I also replaced the distributed load with an equivalent Force of 123.9 lb directed at the center of the beam.

Addendum: I also tried with By oriented upward, AND I tried maybe summing the moments at A instead. I still get an indeterminate answer.
Thank you in advance for your help

Last edited:

## Answers and Replies

SteamKing
Staff Emeritus
Science Advisor
Homework Helper
You have errors in your calculations:

1. In equation 1, the term 300 cos (60) represents the vertical component of the line tension, not the horizontal. The location of the angle makes a difference in when to use sin/cos for the horiz/vert component calculation. Likewise, your horizontal line component needs correction in your equation 2.

2. w1 and w2 are not concentrated forces, but instead represent distributed loads in lbs/ft. Thus in your moment equation 3) the moment of w1 which you have written is incorrect. Given that w2 = 21 lbs/ft, the problem is asking you to calculate how large w1 can be in lbs/ft such that the tension in the line does not exceed 300 lbs. Given that w2 = 21 lbs/ft, the load on the beam is:
21*5.9 = 123.9 lbs PLUS (w1 - 21)*5.9.
Thus, your equation 2 needs correction.

3. The moment of the distributed load uses 127.1*2.95 instead of 123.9*2.95

4. Likewise, an additional moment term is required for the triangular distributed load which has a value of (w1 - 21) lbs/ft at the wall.

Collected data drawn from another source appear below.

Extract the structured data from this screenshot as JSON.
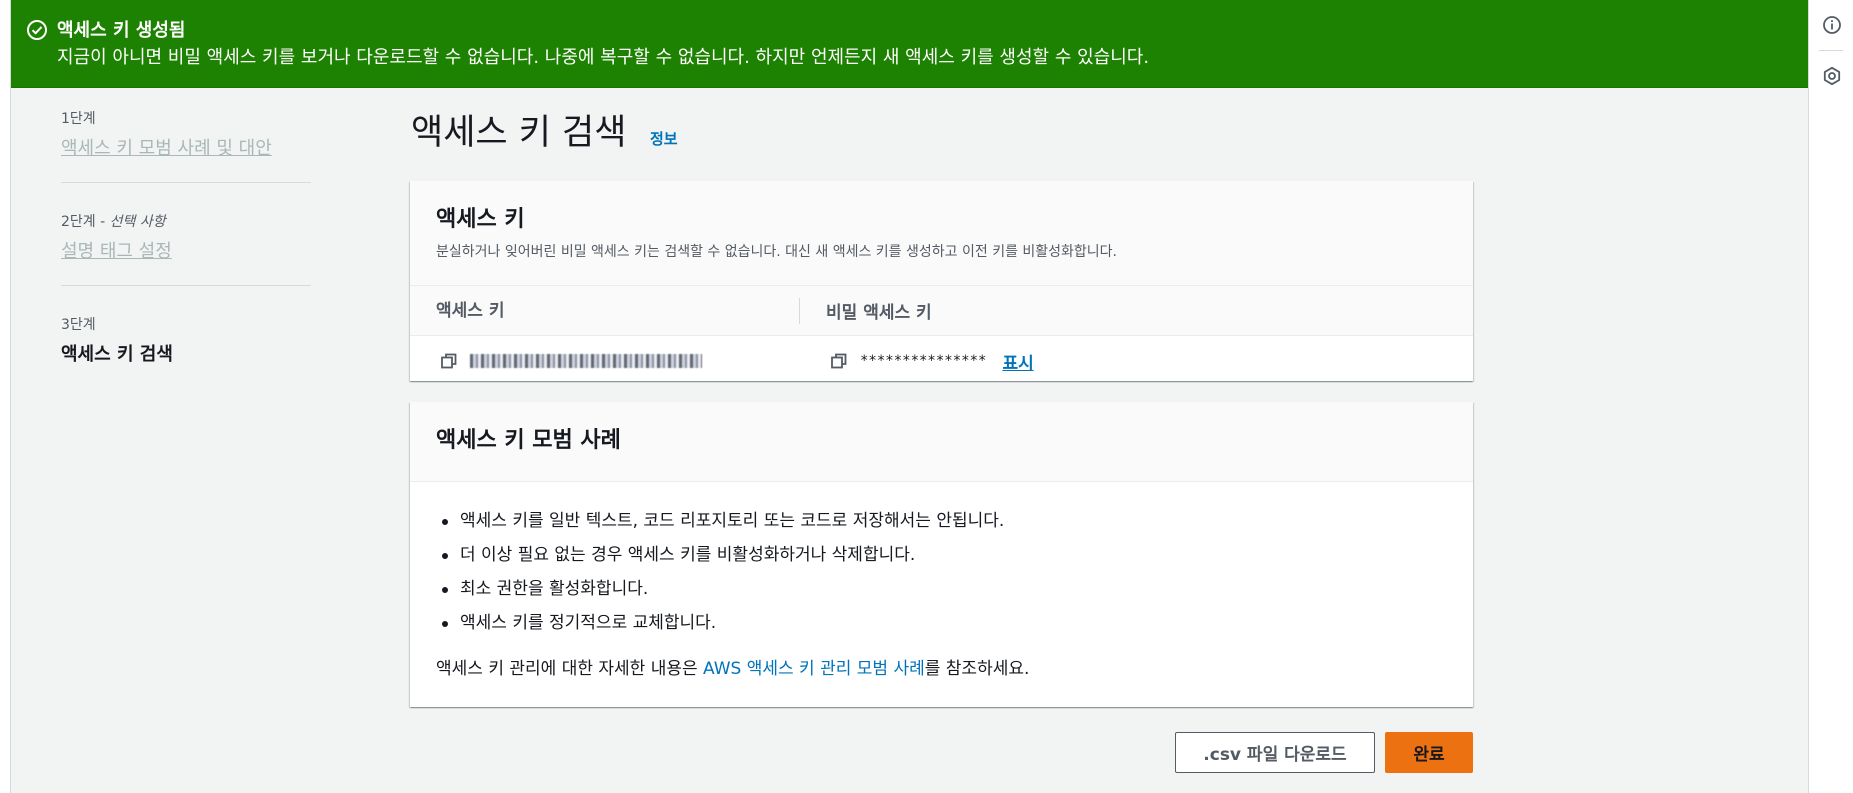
{
  "flash": {
    "title": "액세스 키 생성됨",
    "message": "지금이 아니면 비밀 액세스 키를 보거나 다운로드할 수 없습니다. 나중에 복구할 수 없습니다. 하지만 언제든지 새 액세스 키를 생성할 수 있습니다.",
    "icon": "check-circle-icon",
    "color": "#1d8102"
  },
  "steps": [
    {
      "number": "1단계",
      "optional": "",
      "label": "액세스 키 모범 사례 및 대안"
    },
    {
      "number": "2단계 - ",
      "optional": "선택 사항",
      "label": "설명 태그 설정"
    },
    {
      "number": "3단계",
      "optional": "",
      "label": "액세스 키 검색"
    }
  ],
  "page": {
    "title": "액세스 키 검색",
    "info_link": "정보"
  },
  "access_key_panel": {
    "title": "액세스 키",
    "description": "분실하거나 잊어버린 비밀 액세스 키는 검색할 수 없습니다. 대신 새 액세스 키를 생성하고 이전 키를 비활성화합니다.",
    "col_access_key": "액세스 키",
    "col_secret_key": "비밀 액세스 키",
    "secret_masked": "***************",
    "show_link": "표시"
  },
  "best_practices": {
    "title": "액세스 키 모범 사례",
    "items": [
      "액세스 키를 일반 텍스트, 코드 리포지토리 또는 코드로 저장해서는 안됩니다.",
      "더 이상 필요 없는 경우 액세스 키를 비활성화하거나 삭제합니다.",
      "최소 권한을 활성화합니다.",
      "액세스 키를 정기적으로 교체합니다."
    ],
    "more_prefix": "액세스 키 관리에 대한 자세한 내용은 ",
    "more_link": "AWS 액세스 키 관리 모범 사례",
    "more_suffix": "를 참조하세요."
  },
  "footer": {
    "download_csv": ".csv 파일 다운로드",
    "done": "완료"
  },
  "colors": {
    "primary": "#ec7211",
    "link": "#0073bb",
    "success": "#1d8102"
  }
}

Make these corrections and see if you can solve for w1.

• 1 person
So am I then treating W2 and a rectangular load and w1 as the remaining triangular portion in the diagram? I suppose that would produce two equivalent loads in the middle of the bridge (W1eq and W2eq) which would give me a W1 moment term to solve for)

Thank you so much for your help. I did the (in hindsight) dumbest thing possible by trying to take Statics as a 5-week summer course. 5 chapters in 12 days with no lecture.

I really appreciate your assistance!

Cheers

SteamKing
Staff Emeritus
Science Advisor
Homework Helper
Yes. In order to avoid confusion, most texts use capital letters like W and P to denote concentrated loads. For distributed loads, lower case letters are used, which in this case would be w1 and w2.

• 1 person
You have errors in your calculations:
Given that w2 = 21 lbs/ft, the load on the beam is:
21*5.9 = 123.9 lbs PLUS (w1 - 21)*5.9.
Thus, your equation 2 needs correction.

That makes it seem like w2 is completely cancelled out by w1

SteamKing
Staff Emeritus
Science Advisor
Homework Helper
The trapezoidal load distribution is 21 lbs/ft at the left end of the beam and w1 lbs/ft at the right end. Presumably w1 > w2, therefore w2 + x = w1. x = w1 - w2, where x represents the amount by which w1 is greater than w2.

The trapezoidal distributed load can be split into a constant load distribution plus a triangular load distribution. The constant load distribution is w2 over the length of the beam, and the triangular load distribution is 0 at the LH end of the beam and w1 - w2 at the RH side of the beam. The center of the constant distribution is L/2 from the RH end of the beam and the triangular distribution has a center L/3 from the RH end.

In looking over your moment equation again, I think you forgot to add in the moment due to the weight of the beam, or 48.2 * 2.95.